Last stop was Menaggio. I didn't really make the most of that place. I walked along en shore then back through the town, but I was anxious to catch the 3pm servizo rapido back to Como so got back to the dock too early & wasted 25mins sat on a wall there. I was back to Como by 4pm. It would have been a better use of my day ticket to visit another place too and not return to Como til 6pm but I get tired. Also constrained by wanting / needing to have dinner at 5pm and I knew what I wanted to buy and from where in Como whereas another village would have been an unknown entity with no guarantee of food I could eat. Oh to be a laid back less anxious person!!

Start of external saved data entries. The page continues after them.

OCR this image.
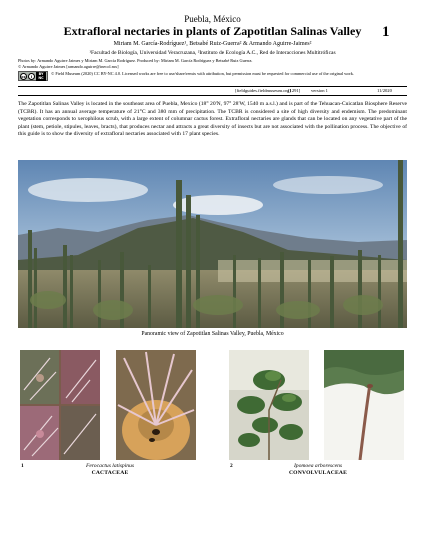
Puebla, México
Extrafloral nectaries in plants of Zapotitlan Salinas Valley 1
Miriam M. García-Rodríguez¹, Betsabé Ruiz-Guerra² & Armando Aguirre-Jaimes²
¹Facultad de Biología, Universidad Veracruzana, ²Instituto de Ecología A.C., Red de Interacciones Multitróficas
Photos by: Armando Aguirre Jaimes y Miriam M. García Rodríguez. Produced by: Miriam M. García Rodríguez y Betsabé Ruiz Guerra.
© Armando Aguirre Jaimes [armando.aguirre@inecol.mx]
cc	i	BY NC
© Field Museum (2020) CC BY-NC 4.0. Licensed works are free to use/share/remix with attribution, but permission must be requested for commercial use of the original work.
[fieldguides.fieldmuseum.org]
[1291] version 1	11/2020
The Zapotitlan Salinas Valley is located in the southeast area of Puebla, Mexico (18° 20'N, 97° 28'W, 1540 m a.s.l.) and is part of the Tehuacan-Cuicatlan Biosphere Reserve (TCBR). It has an annual average temperature of 21°C and 380 mm of precipitation. The TCBR is considered a site of high diversity and endemism. The predominant vegetation corresponds to xerophilous scrub, with a large extent of columnar cactus forest. Extrafloral nectaries are glands that can be located on any vegetative part of the plant (stem, petiole, stipules, leaves, bracts), that produces nectar and attracts a great diversity of insects but are not associated with the pollination process. The objective of this guide is to show the diversity of extrafloral nectaries associated with 17 plant species.
Panoramic view of Zapotitlan Salinas Valley, Puebla, México
1	Ferocactus latispinus
CACTACEAE
2	Ipomoea arborescens
CONVOLVULACEAE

It was ok though, I had my dinner at Como then revisited the amazing gelato shop for another coconut-fondente-walnut gelato. It was so amazing. I was tired by then!! And glad I came back to Como when I did - maybe I am smarter than I give myself credit for, I know my limits.. I sat on a curb, tapping into some free wifi then headed for the B&B, only to do a 180 and go to sit by the lake for another hour. Como is captivating. It is a lake that I could watch for hours, days, weeks, years. It's a magical place that I have fallen in love with. If I win the lottery I will come back here like a shot. I would almost consider starting to play the lottery so that I have a chance of winning, in order to return here. I had to tear myself away from the view, when it was getting late and finally time to leave. It is not a cheap place to holiday, but it's taken my heart and I will return.
I'm somewhat apprehensive about Bologna / Rome now, both being busy urban cities, after the calm and tranquility of the lakes. Hopefully I will be able to appreciate them for what they are. I only actually have one day in Bologna as I am taking a day trip on Sunday to the town of Ravenna, to see the mosaics that it is so famous for and I'm very much looking forward to this.